Дорогой Брехлер, ты счастливый человек. Ведь ты мог дождаться и худших времен. Для тебя — худших. Да еще при жизни! Так что лишь то, каким образом ты умер, несколько не соответствует твоим представлениям. В остальном же — смерть как смерть, так или иначе…
А твоя смерть выглядела вот как.
Это было после дня, когда снаряды разметали верх твоего офицерского блиндажа, но так и не разбили последний слой брусчатого перекрытия, а потому вам, офицерам, все же не пришлось покидать укрытия, итак, после этого дня произошел невероятный случай: точнехонько на то же место, которое перед тем обработали снаряды, сверху отвесно упала мина!

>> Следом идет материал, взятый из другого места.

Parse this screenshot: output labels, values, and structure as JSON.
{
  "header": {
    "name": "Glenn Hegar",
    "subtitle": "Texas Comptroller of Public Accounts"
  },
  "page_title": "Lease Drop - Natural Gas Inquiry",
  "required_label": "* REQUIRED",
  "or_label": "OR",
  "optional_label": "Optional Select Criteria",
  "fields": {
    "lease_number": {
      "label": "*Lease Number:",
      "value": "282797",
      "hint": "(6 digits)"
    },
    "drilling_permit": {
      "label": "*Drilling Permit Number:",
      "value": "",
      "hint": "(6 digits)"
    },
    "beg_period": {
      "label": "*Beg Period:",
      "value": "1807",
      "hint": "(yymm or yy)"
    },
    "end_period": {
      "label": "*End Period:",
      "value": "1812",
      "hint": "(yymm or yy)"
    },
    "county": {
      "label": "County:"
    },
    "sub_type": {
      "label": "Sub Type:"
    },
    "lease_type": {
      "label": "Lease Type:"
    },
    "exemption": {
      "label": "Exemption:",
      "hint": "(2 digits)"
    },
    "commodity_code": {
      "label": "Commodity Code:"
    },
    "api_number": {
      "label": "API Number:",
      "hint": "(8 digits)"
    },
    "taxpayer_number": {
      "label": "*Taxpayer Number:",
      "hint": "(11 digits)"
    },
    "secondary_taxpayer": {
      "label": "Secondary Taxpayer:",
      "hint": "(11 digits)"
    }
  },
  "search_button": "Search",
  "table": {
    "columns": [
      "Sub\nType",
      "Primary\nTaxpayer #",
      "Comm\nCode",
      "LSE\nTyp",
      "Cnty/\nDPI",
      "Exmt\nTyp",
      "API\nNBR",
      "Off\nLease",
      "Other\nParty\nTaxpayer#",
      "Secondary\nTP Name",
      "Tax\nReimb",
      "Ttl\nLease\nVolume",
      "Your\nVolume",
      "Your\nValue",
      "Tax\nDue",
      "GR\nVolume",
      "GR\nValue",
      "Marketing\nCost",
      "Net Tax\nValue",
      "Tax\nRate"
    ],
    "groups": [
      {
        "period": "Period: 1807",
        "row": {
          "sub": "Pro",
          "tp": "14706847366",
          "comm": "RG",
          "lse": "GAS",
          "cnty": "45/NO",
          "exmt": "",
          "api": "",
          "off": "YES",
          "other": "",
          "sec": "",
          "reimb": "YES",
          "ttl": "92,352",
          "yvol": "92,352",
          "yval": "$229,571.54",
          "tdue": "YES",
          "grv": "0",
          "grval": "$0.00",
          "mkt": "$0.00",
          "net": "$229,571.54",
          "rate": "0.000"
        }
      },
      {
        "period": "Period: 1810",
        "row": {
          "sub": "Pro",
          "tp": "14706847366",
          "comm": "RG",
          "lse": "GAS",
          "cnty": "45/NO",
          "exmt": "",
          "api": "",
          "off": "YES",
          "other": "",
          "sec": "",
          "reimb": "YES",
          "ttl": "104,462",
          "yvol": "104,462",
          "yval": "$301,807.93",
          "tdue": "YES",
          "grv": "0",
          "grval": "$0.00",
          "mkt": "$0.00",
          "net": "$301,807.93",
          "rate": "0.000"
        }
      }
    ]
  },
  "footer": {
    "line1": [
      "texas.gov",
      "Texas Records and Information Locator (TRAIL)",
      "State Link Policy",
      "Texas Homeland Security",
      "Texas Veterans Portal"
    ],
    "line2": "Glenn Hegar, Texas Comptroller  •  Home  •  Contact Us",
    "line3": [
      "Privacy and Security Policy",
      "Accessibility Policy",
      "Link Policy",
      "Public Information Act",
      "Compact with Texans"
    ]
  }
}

Разумеется, она сделала свое дело.
Не пощадила и тебя, капитан.
Даже самые старательные могильщики — мы называем их Ausbuddelkolonne, [10] что с большим вкусом определяет назначение роты, которая откапывает тела, уже, так сказать, не представляющие собой единого целого, — так вот, даже самые старательные могильщики не смогут собрать тебя воедино. Война просто размолотила тебя вместе с землей, корнями, со щепками, оставшимися от блиндажа и деревянных нар, превратив все это в какую-то не поддающуюся определению мешанину. И все же я хотел бы как-нибудь ее назвать, но ничего лучшего не придумал, как «конечный продукт все смешивающей цивилизации». Цивилизации, которая хаотически смешивает воедино жизнь, смерть, мечты, землю, иллюзии и действительность.
10
Колонна гробокопателей (нем.).
Аминь, Herr Hauptmann.
Да, милый дядюшка, ты, наверное, думаешь, зачем я посвятил столько слов смерти человека, очевидно, совсем незначительного, который в основном обращал на себя внимание лишь тем, что опоздал родиться — а сколько их, таких! — и который в конце концов был куда менее ценен, чем тысячи и тысячи других людей. (С этой точки зрения достаточно вспомнить хотя бы ту бойню, которую учинил Брехлер во время наступления на Дрине, — я тебе, кажется, об этом писал.)